Paris veut évaluer l'impact des plans climat avec une cartographie CO2 en temps réel

Rédigé par

Leonard / Matthieu Lerondeau

Head of Communications & Communities, Leonard

1856 Dernière modification le 20/12/2019 - 12:02
Paris veut évaluer l'impact des plans climat avec une cartographie CO2 en temps réel

A Paris, un projet pilote vise à mesurer en continu l’impact des mesures du plan climat en analysant les concentrations en CO2. Si le principe semble simple, la mise en pratique d’une telle analyse sur des gaz à effet de serre est très compliquée. Au-delà de l’aspect technique, se pose aussi la question de la réplicabilité de l’expérimentation dans d’autres villes françaises. Un aspect qui soulève l’épineuse question du fossé qui sépare les grandes métropoles des autres villes en termes de moyens économiques et humains. Le point avec Thomas Lauvaux, partenaire scientifique du projet porté par la start up Origins.earth et chercheur au Laboratoire des sciences de l'environnement et du climat (LSCE). Aux côtés d’Arianna De Toni (EcoAct), Karine Bidart (Agence Parisienne du Climat) et Cécile Maisonneuve (La Fabrique de la Cité), il était l’un des intervenants de la conférence sur « Les métropoles, au cœur de la transition environnementale » de Leonard. Il s’agit de la 2e conférence du cycle d’événements sur l’environnement qui se déroule jusqu’en mai prochain.

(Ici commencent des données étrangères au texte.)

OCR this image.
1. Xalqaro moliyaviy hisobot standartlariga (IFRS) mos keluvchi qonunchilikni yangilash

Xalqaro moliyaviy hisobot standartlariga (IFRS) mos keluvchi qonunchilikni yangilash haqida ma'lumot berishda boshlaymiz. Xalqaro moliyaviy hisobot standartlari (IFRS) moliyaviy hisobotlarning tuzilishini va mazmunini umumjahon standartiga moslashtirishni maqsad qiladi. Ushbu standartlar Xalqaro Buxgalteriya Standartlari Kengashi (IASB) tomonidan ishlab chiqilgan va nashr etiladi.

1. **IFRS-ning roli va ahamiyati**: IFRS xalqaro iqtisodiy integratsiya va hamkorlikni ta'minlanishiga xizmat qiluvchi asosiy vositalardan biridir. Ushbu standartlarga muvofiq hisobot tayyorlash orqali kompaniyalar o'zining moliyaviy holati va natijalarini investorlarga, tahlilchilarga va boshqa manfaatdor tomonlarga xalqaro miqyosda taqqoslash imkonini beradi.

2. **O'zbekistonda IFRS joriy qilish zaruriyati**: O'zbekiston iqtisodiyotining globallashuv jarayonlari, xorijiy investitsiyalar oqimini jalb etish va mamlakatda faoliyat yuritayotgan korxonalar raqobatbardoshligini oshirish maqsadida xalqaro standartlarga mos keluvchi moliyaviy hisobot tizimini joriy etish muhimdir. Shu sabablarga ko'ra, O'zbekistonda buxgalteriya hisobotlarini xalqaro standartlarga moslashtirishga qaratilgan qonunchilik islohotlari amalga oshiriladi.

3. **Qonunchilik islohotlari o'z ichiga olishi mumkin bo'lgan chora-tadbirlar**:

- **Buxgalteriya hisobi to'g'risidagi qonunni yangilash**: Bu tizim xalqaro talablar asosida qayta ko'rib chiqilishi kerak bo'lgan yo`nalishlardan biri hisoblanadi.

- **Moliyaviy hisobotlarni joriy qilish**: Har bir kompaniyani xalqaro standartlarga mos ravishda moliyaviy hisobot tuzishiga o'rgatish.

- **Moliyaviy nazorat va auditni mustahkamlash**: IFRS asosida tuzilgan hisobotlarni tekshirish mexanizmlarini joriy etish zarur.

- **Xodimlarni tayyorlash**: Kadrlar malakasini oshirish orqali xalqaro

Pourquoi créer un outil de suivi en continu des émissions de CO2 destiné aux villes ?

T.Lauvaux : A l’heure actuelle, je pense que la plupart des pays ont pris conscience des enjeux autour de la transition écologique. En revanche, à leur échelle, il est difficile d’agir rapidement. Chaque décision bouleverse en effet un grand nombre de paramètres économiques et sociétaux. Le temps d’application des accords arrachés lors des COP est donc nécessairement long. En s’adressant aux villes, nous descendons d’un échelon. Elles ont en effet la faculté d’agir directement sur leur territoire et ce, sur des temps très courts. Il est plus aisé de modifier les infrastructures, le transport ou le mode de chauffage pour réduire les émissions de CO2, que de demander à plusieurs filières de changer leurs habitudes de travail et de création de valeur à l’échelle nationale, voire internationale. Les maires ont accès à ses leviers puissants pour changer le cadre de vie de leur concitoyen. D’un point de vue très pragmatique, ils disposent aussi de seulement cinq ans pour changer la donne et envisager ainsi une réélection sur un bilan positif.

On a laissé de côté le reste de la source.